Het feit dat gehandeld is in strijd met statutaire bepalingen die de vennootschap beogen te beschermen, moet in dit verband als een zwaarwegende omstandigheid worden aangemerkt, die in beginsel de aansprakelijkheid van de bestuurder vestigt, aldus het hof. Het is vervolgens aan de aangesproken bestuurder om ter disculpatie feiten en omstandigheden aan te voeren op grond waarvan zou kunnen worden aangenomen dat het gewraakte handelen in strijd met de statutaire bepalingen niet een ernstig verwijt oplevert (HR 29 november 2002, NJ 2003, 455 en HR 20 juni 2008, NJ 2009, 21). De bewijslast ligt daarvoor bij de bestuurder.

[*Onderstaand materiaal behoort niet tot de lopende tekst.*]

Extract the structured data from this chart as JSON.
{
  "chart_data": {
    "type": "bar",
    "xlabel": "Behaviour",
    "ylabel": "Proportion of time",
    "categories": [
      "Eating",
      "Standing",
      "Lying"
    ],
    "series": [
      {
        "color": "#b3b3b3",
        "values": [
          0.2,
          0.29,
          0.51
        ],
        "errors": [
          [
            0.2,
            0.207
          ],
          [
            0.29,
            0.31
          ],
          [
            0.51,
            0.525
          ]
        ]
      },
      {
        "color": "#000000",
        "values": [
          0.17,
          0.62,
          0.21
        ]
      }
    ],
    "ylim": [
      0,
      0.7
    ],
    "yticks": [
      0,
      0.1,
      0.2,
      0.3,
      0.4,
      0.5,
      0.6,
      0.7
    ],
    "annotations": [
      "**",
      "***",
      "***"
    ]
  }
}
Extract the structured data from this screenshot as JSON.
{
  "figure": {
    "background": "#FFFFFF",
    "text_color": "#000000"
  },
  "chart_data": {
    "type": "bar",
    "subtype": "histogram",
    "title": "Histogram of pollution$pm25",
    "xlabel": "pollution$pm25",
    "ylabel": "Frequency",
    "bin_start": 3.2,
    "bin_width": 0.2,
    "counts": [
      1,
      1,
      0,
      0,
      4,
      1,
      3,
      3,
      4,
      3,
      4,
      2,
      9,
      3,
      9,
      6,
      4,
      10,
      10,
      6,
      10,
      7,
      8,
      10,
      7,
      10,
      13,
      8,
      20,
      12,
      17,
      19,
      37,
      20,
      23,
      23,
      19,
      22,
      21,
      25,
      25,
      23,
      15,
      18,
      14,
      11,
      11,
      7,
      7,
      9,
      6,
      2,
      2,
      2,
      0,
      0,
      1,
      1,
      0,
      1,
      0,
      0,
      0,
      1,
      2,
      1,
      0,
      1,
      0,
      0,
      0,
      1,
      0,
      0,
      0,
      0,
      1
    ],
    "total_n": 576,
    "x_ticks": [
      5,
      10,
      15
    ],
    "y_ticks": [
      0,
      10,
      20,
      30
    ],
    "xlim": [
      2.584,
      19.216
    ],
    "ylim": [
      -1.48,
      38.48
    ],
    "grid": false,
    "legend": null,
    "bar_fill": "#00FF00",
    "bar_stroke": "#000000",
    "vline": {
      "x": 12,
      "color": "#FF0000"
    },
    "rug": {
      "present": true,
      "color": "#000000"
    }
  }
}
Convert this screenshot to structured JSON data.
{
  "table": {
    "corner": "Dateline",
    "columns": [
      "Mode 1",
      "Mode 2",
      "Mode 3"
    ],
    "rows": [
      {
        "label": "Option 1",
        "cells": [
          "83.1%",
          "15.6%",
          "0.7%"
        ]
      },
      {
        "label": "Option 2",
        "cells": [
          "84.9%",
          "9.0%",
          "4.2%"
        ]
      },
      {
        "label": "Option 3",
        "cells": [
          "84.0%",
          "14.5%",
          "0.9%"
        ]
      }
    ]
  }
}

Zoals reeds uiteengezet stelde de bestuurder, welke appel had ingesteld, dat hij niet betrokken was bij de bedrijfsvoering van de vennootschap. Er zou sprake zijn van een duidelijke taakverdeling.
Het hof overwoog dat in casu geen sprake was van een duidelijke takenverdeling, maar van een feitelijk gegroeide situatie waarin de bestuurstaken enkel door een van de bestuurders werd uitgeoefend. Gesteld noch gebleken is dat de bestuurder enige actie heeft ondernomen die ertoe strekte dat hij zijn verantwoordelijkheden als bestuurder kon uitoefenen. Daarmee heeft deze bestuurder naar het oordeel van het hof in de eerste plaats niet, althans niet voldoende onderbouwd betwist dat de onderhavige aangelegenheden behoorden tot zijn werkkring als bedoeld in art. 2:9 BW. Dat heeft tot gevolg dat hij krachtens artikel 2:9 BW jo. artikel 2:11 BW in beginsel voor het geheel aansprakelijk is ter zake van de betreffende tekortkomingen. In de tweede plaats is het hof van oordeel dat het feit dat deze bestuurder het bestuur van de vennootschap aan een andere overliet en zelf (hoofdzakelijk) werkte voor een andere vennootschap, zonder dat hij op het handelen van de andere bestuurder ook maar enige controle of invloed uitoefende onvoldoende is voor het oordeel dat hem ter zake van de onderhavige overtredingen van de statuten geen ernstig verwijt kan worden gemaakt en dat hij niet in ernstige mate nalatig is geweest in het treffen van maatregelen om de gevolgen daarvan af te wenden.
Het hof sluit zich dan ook aan bij het oordeel van de rechtbank dat het beroep van de bestuurder op disculpatie niet opgaat.